The woman who gained access to Mar-a-Lago with the apparent intent of trying to install malware on systems at the President’s resort was evidently more well-armed with dangerous digital devices that previously reported. The woman had a signal scanner, MULTIPLE flash drives with malware, and the malware was programmed to immediately install upon insertion of the USB drive without ever having to be clicked or opened. This is bad news for a President who makes no secret about his fondness for staying at his resorts instead of in the White House, as Ring of Fire’s Farron Cousins explains.
Transcript:
*This transcript was generated by a third-party transcription software company, so please excuse any typos.
Earlier this week, federal prosecutors went to court and they actually told us a little bit more because the, the hearing, I guess, the, uh, initial hearings began on the Chinese woman who attempted to infiltrate Mar-a-Lago and install malware on computers. They’re in their filing. They revealed that what’s already been revealed to the public. Oh No, no, no. It’s so much worse than what the public knew about. Here’s what they told us originally. You know, they said she had a thumb drive. She had four cell phones. She had an external hard drive and a computer. Turns out what she actually had on her was a signal detector, which she used in her.
This was in her hotel room to try and make sure there were no hitting recording devices. A hidden recording devices, excuse me, she had a cell phone. She had nine USB drives, not one nine USB drives, five extra sim cards, credit cards, $7,500 in cash. And of course the external hard drive and the computer, $7,500 in cash, five extra sim cards, nine Usb drives. And it actually gets a little worse too because the secret service agent who was at the hearing said that as soon as they plug that USB drive into a computer, during their investigation, it immediately began installing the malware so they immediately had to stop and they have not yet fully analyzed it because they do not want to corrupt the computer that this a flashdrive is being loaded on to. Okay, but it automatically started uploading the malware just upon insertion. It didn’t have to be clicked on. It didn’t have to be opened. You didn’t have to go through the install wizard. It just started loading it.
My question at this point so far, it’s a question that remains on answered is did this woman get this flash drive into a computer at Mar-a-Lago? Because as we found out in the hearing, she already had a hotel room. She had a hotel room, she was there, she had been there. Her stuff was in there. She had unpacked for God’s sakes, and she was there because that massage parlor owner, Cindy Yang, is selling access to prominent Republicans at Mar-a-Lago. Cindy Yang, the same woman who donated money to Donald Trump. She’s good buddies with him. Watch the Superbowl right next to him, hangs out with Matt Gates and our new governor here in Florida, Ron DeSantis and Rick Scott, the former governors current senator.
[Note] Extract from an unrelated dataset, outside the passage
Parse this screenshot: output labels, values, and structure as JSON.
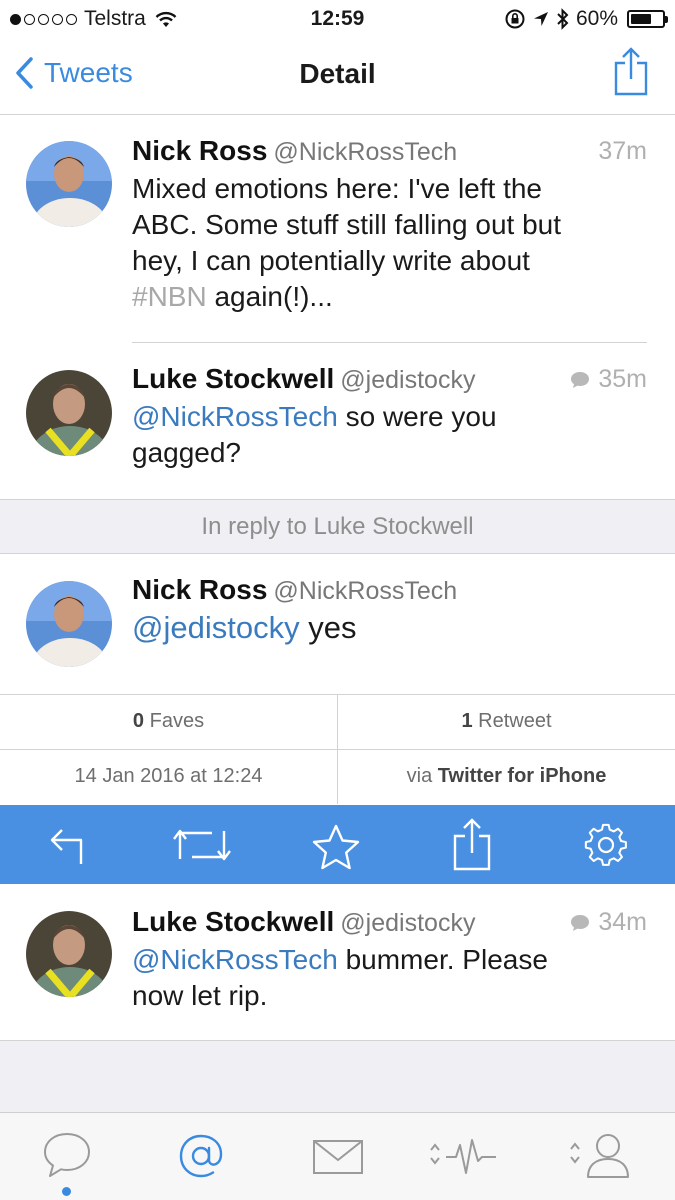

This woman knows all the prominent Republicans that come in and out of this state. It’s you selling to Mar-a-Lago and apparently selling access to people with malicious intentions.
Cindy Yang needs to be investigated. In fact, Sydney Yang actually just needs to be in custody right now until she starts giving some answers because what she’s doing is not normal behavior and the people she’s letting in the people she’s letting know when the president is there, they’re not good people. Unfortunately everybody knows where the president is always going to be because he never wants to stay at the White House. He always wants to go down and hang out at Mar-a-Lago. And that has created a massive national security problem, and that is exactly why he fired the director of the secret service after this event happened, because things were so much worse than we thought. And the president doesn’t want to hear from anybody that he can’t go travel to his properties every single weekend because it could result in another country on covering top secret documents of the u s government.